5. Auch stellt sich der Widerruf der Bezugsberechtigung nach Eintritt der Berufsunfähigkeit und Vereinnahmung der Versicherungsleistungen durch den Beklagten nicht als sittenwidrig dar. Zwar ist dem Kläger Recht zu geben, dass die Vorgehensweise im Ergebnis dazu führt, dass die Allgemeinheit der Steuerzahler aufgrund der Eintrittspflicht des Klägers für die Tochter des Beklagten aufkommen muss. Dies führt unter Berücksichtigung sämtlicher Umstände jedoch nicht zu dem Ergebnis einer Sittenwidrigkeit des Widerrufs der Bezugsberechtigung. Hierbei ist insbesondere der Umstand zu berücksichtigen, dass der Beklagte die Versicherung durch eigene Prämienleistungen bedient hat und er damit auch Dispositionsfreiheit über die aus eigenen Mitteln gespeiste Versicherungsleistung genießen kann.
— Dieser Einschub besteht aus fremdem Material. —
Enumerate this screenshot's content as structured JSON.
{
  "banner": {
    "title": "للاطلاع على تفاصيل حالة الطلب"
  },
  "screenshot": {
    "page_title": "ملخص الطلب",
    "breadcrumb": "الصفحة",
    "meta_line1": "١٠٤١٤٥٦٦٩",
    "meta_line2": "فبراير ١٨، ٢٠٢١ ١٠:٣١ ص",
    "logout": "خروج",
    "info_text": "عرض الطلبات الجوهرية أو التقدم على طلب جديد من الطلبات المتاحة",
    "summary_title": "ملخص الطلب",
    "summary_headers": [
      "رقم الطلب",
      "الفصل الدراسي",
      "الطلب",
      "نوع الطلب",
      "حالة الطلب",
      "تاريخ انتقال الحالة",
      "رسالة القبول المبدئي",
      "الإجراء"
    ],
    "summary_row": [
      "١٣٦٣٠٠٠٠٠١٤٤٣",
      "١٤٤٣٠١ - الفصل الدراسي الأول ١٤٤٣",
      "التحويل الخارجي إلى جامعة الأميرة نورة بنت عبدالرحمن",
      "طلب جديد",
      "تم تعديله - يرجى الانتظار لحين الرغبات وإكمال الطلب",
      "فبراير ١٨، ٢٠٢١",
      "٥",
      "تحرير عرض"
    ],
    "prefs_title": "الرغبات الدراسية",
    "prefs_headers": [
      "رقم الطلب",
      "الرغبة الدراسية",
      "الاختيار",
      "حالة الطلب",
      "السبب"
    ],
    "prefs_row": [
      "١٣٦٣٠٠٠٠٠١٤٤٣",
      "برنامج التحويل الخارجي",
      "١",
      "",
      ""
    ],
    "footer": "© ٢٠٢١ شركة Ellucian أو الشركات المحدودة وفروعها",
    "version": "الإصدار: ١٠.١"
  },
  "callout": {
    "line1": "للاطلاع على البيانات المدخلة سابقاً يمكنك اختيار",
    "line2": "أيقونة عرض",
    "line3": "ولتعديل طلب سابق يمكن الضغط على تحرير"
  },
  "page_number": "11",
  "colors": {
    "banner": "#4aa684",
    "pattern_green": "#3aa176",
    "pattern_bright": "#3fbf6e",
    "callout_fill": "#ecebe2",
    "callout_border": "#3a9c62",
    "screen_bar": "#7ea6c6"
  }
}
Auch wenn es hierauf im Ergebnis gar nicht ankäme, wäre es durchaus vorstellbar und legitim, wenn der Beklagte als Versicherungsnehmer durch den Bezug der Versicherungsleistung in eigener Verantwortung und Entscheidung Investitionen tätigen möchte, um auf die mit der Berufsunfähigkeit seiner Tochter einhergehenden Einschränkungen zu reagieren, die ggf. auch über die Maßnahmen der Grundsicherung hinausgehen.
Nach alldem besteht kein Anspruch der Tochter des Beklagten gegen diesen auf Auszahlung der von ihm seit März 2013 entgegengenommenen Versicherungsleistungen, sodass die Überleitung dieser Ansprüche durch den Kläger ins Leere lief.
C.
1. Die Kostenentscheidung beruht auf § 91 Abs. 1 ZPO.
2. Der Ausspruch über die vorläufige Vollstreckbarkeit hat seine Grundlage in § 709 S. 1, 2 ZPO.
3. Streitwert: §§ 3, 5 ZPO, § 44 GKG.
Der Streitwert für den Leistungsantrag war auf 56.340,00 € zu bemessen, der Wert des im Rahmen der Stufenklage erhobenen weiteren Zahlungsantrags bemisst das Gericht mit 3.000,00 €.